We don’t relearn physics with every task we do, so RL methods shouldn’t have to either. Current RL must learn things that we should take as given like physics. Our world is set up with a specific physics, so there is a huge search space of alternatives we don’t need to look at. Solve by using explicit models using probabilistic programming. (Josh Tenenbaum)
Meta Learning — Our reinforcement learning algorithms are extremity inefficient compared to how people learn. We should learn the algorithm by training across multiple environments and see which generalize better. Also we can use experience replay to deal with the issue of lack of rewards in RL as shown as Yann Le Cun’s cake (Pieter Abbeel).
Schmidhuber reminded everyone that their definition of meta learning was incorrect, and that he had been doing it since 1990. He made it clear that anything resembling transfer learning is not meta learning. Learned checkpointing systems for models, models inventing their own problems, and slow-fast networks were some of what he contributed. I imagine there would be a lot of value in going back to his older papers.
Optimal reward — Currently we confound our own preferences, and the loss the agent optimizes. Alternatively we can think of finding an internal reward function that is optimal to train the agent. Capsules — I’m not sure how this fits in with the rest, but it is an attempt to make visual recognition generalize better by having a more restrictive architecture than normal CNNs, making them learn descriptions of objects. This should be closer to the human visual system, and work better with changes in viewpoint and small data.
Self-Play — Allows use to create complex strategies from simple environments by having agents compete. This is a way to convert compute into data, and as the game goes on we learn more valuable things. Problem is making sure these games don’t get stuck at very basic equilibria. This is how AlphaZero dominated go and chess. IIya Sutskever seemed very confident this is the way forward to create better AI.

Random Stuff:

“To get an extra 5% to bold the number in your table, you change the architecture. This is to make a model easier to optimize, not make it more flexible.” — I forget who said this, but this is a good reminder of how we can’t think about deep learning in the same way as more simple models.
In the context on interpretability, we should focus on outliers, as these can give us the most information. — I forget who said this.
Schmidhuber’s ways are extremely off-putting, but I imagine I’d be pretty pissed off too if I had not been recognized for my work to the extent he has. Maybe I’m wrong, but his group seems to have done a lot of good work in the past
Andrej Karpathy, IIya Sutskever and Elon Musk seem quite confident in the speed we will see AGI sooner than we expect. Normally I would dismiss people who say this, but these people are the few who know something most of us don’t.
China will dominate machine learning driven healthcare because of their huge amounts of data and lack of privacy concerns.
Genetics, Bayesian Deep learning, GANs, Art Generation and many other topics received plenty attention at this conference, just not from me.

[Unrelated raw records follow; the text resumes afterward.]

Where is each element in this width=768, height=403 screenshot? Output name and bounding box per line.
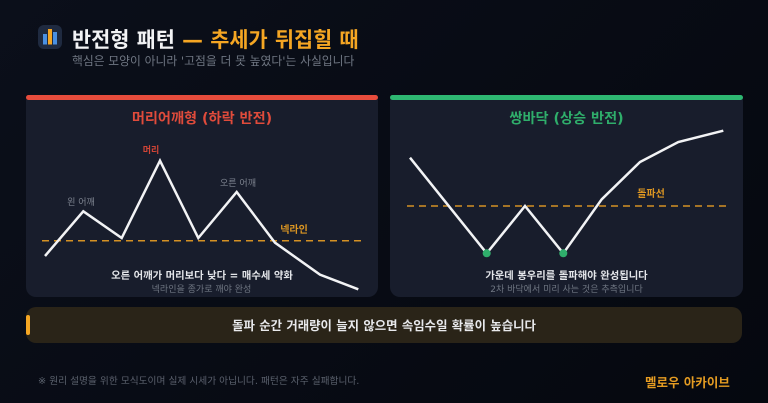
- footnote: ※ 원리 설명을 위한 모식도이며 실제 시세가 아닙니다. 패턴은 자주 실패합니다.: [38, 376, 359, 387]
- note: double bottom: 2차 바닥에서 미리 사는 것은 추측입니다: [490, 285, 643, 295]
- caption: head and shoulders: 오른 어깨가 머리보다 낮다 = 매수세 약화: [111, 270, 293, 282]
- label: neckline: 넥라인: [280, 225, 308, 236]
- subtitle: 핵심은 모양이 아니라 '고점을 더 못 높였다'는 사실입니다: [72, 54, 354, 68]
- label: left shoulder: 왼 어깨: [67, 198, 95, 208]
- label: breakout line: 돌파선: [637, 189, 665, 200]
- heading: head and shoulders: 머리어깨형 (하락 반전): [132, 111, 272, 127]
- caption: double bottom: 가운데 봉우리를 돌파해야 완성됩니다: [485, 270, 648, 282]
- panel accent: red: [26, 95, 378, 100]
- title: 반전형 패턴 — 추세가 뒤집힐 때: [72, 28, 359, 52]
- note: head and shoulders: 넥라인을 종가로 깨야 완성: [152, 285, 251, 295]
- callout accent: [26, 315, 30, 335]
- icon: bar chart: [38, 25, 62, 49]
- heading: double bottom: 쌍바닥 (상승 반전): [509, 111, 624, 127]
- callout text: 돌파 순간 거래량이 늘지 않으면 속임수일 확률이 높습니다: [232, 318, 536, 333]
- callout: [26, 307, 742, 343]
- panel accent: green: [390, 95, 743, 100]
- label: right shoulder: 오른 어깨: [220, 179, 256, 189]
- label: head: 머리: [143, 146, 159, 156]
- brand: 멜로우 아카이브: [645, 375, 730, 390]
- panel: head and shoulders: [26, 95, 378, 297]
- panel: double bottom: [390, 95, 743, 297]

There were of non-tech firms like hedge funds, but less interest in this from the participants. Also I was surprised at the number of Chinese firms trying to grab up the best ml researchers.
Nvidia, Intel, and even Tesla are making new DL chips. Time to end this monopoly and obscene prices.
Tencent had the best free t-shirt. Quality stuff.
The hype here is insane. Will we have the type of bubble we had in 1999 and the corresponding crash, even though the underlying technology was correct? We know machine learning will be the way forward, but real applications may take a while to get sorted out, and there could be plenty of time in between for another little AI winter.